INGOs are integral to the humanitarian response, working in partnership with the United Nations and Palestinian civil society organizations to deliver lifesaving assistance at scale. The United Nations, the Humanitarian Country Team, and donor governments have repeatedly affirmed that INGOs are indispensable to humanitarian and development operations and have urged Israel to reverse course.

Despite the ceasefire, humanitarian needs remain extreme. In Gaza, one in four families survives on just one meal a day. Winter storms have displaced tens of thousands, leaving 1.3 million people in urgent need of shelter.
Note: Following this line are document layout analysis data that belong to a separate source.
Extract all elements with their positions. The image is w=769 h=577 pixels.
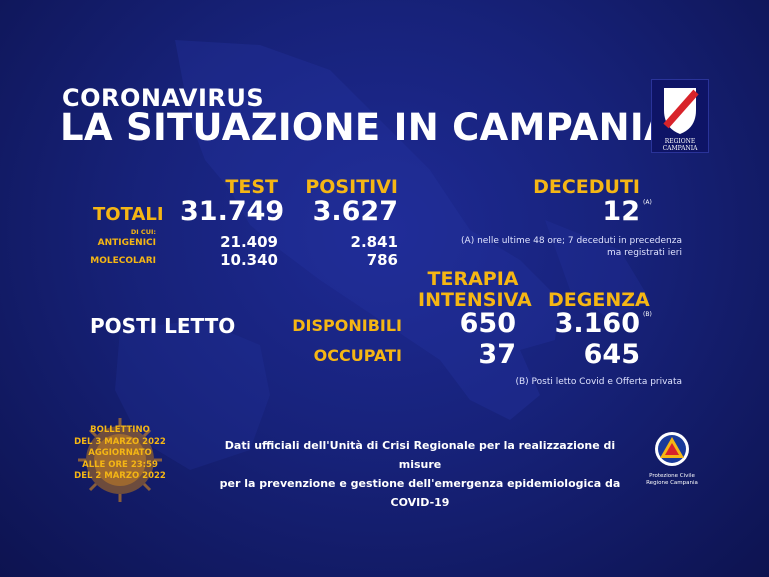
- totali-label: TOTALI: [93, 204, 164, 225]
- regione-campania-logo: REGIONE CAMPANIA: [651, 79, 709, 153]
- test-total: 31.749: [180, 196, 285, 227]
- footer-line2: per la prevenzione e gestione dell'emerg…: [219, 477, 621, 509]
- degenza-marker: (B): [643, 311, 652, 318]
- bulletin-line2: DEL 3 MARZO 2022: [74, 436, 166, 447]
- ti-disponibili: 650: [459, 308, 516, 339]
- protezione-civile-logo-icon: [655, 432, 689, 466]
- coat-of-arms-icon: [663, 88, 699, 134]
- deceduti-marker: (A): [643, 199, 652, 206]
- antigenici-positivi: 2.841: [350, 233, 398, 251]
- page-title: LA SITUAZIONE IN CAMPANIA: [60, 106, 673, 149]
- footer-line1: Dati ufficiali dell'Unità di Crisi Regio…: [224, 439, 616, 471]
- positivi-total: 3.627: [312, 196, 398, 227]
- degenza-occupati: 645: [583, 339, 640, 370]
- bulletin: BOLLETTINO DEL 3 MARZO 2022 AGGIORNATO A…: [60, 425, 180, 483]
- bulletin-line1: BOLLETTINO: [90, 425, 150, 435]
- protezione-civile-caption: Protezione Civile Regione Campania: [630, 473, 714, 487]
- deceduti-value: 12: [602, 196, 640, 227]
- di-cui-label: DI CUI:: [130, 228, 156, 236]
- positivi-header: POSITIVI: [305, 176, 398, 198]
- molecolari-label: MOLECOLARI: [90, 256, 156, 266]
- antigenici-label: ANTIGENICI: [97, 238, 156, 248]
- pc-line2: Regione Campania: [646, 480, 698, 486]
- molecolari-positivi: 786: [366, 251, 398, 269]
- degenza-header: DEGENZA: [548, 289, 650, 311]
- footer-text: Dati ufficiali dell'Unità di Crisi Regio…: [210, 436, 630, 512]
- virus-icon: [78, 418, 162, 502]
- occupati-label: OCCUPATI: [313, 346, 402, 365]
- bulletin-line4: ALLE ORE 23:59: [82, 459, 158, 470]
- subtitle: CORONAVIRUS: [62, 84, 265, 112]
- degenza-disponibili: 3.160: [554, 308, 640, 339]
- bulletin-line5: DEL 2 MARZO 2022: [74, 471, 166, 481]
- deceduti-note-line1: (A) nelle ultime 48 ore; 7 deceduti in p…: [461, 236, 682, 246]
- ti-occupati: 37: [478, 339, 516, 370]
- logo-caption: REGIONE CAMPANIA: [662, 138, 698, 152]
- posti-letto-label: POSTI LETTO: [90, 314, 236, 338]
- molecolari-test: 10.340: [220, 251, 278, 269]
- disponibili-label: DISPONIBILI: [292, 316, 402, 335]
- antigenici-test: 21.409: [220, 233, 278, 251]
- terapia-header-line2: INTENSIVA: [418, 289, 532, 311]
- terapia-header-line1: TERAPIA: [427, 268, 519, 290]
- deceduti-note-line2: ma registrati ieri: [607, 248, 682, 258]
- bulletin-line3: AGGIORNATO: [88, 448, 152, 458]
- test-header: TEST: [225, 176, 278, 198]
- deceduti-header: DECEDUTI: [533, 176, 640, 198]
- pc-line1: Protezione Civile: [649, 473, 695, 479]
- posti-letto-note: (B) Posti letto Covid e Offerta privata: [515, 377, 682, 387]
INGOs deliver more than half of all food assistance in Gaza, run or support 60 per cent of field hospitals, implement nearly three-quarters of shelter and non-food item activities, and provide all treatment for children with severe acute malnutrition. Their removal would close health facilities, halt food distributions, collapse shelter pipelines, and cut off life-saving care. In the West Bank, ongoing military raids and settler violence continue to drive displacement. Further restrictions on INGOs would sharply reduce the reach and continuity of lifesaving assistance at a critical moment.

Recent efforts to assess the impact of deregistering INGOs through selective metrics do not capture how humanitarian assistance is delivered in practice. Humanitarian access must be measured by whether civilians receive the right assistance, in the right place, at the right time.

INGOs operate under strict donor-mandated compliance frameworks, including audits, counterterror financing controls, and due diligence requirements that meet international standards. More than 500 humanitarian workers have been killed since 7 October 2023. INGOs cannot transfer sensitive personal data to a party to the conflict since this would breach humanitarian principles, duty of care and data protection obligations. False narratives delegitimize humanitarian organizations, endanger staff, and undermine the delivery of assistance.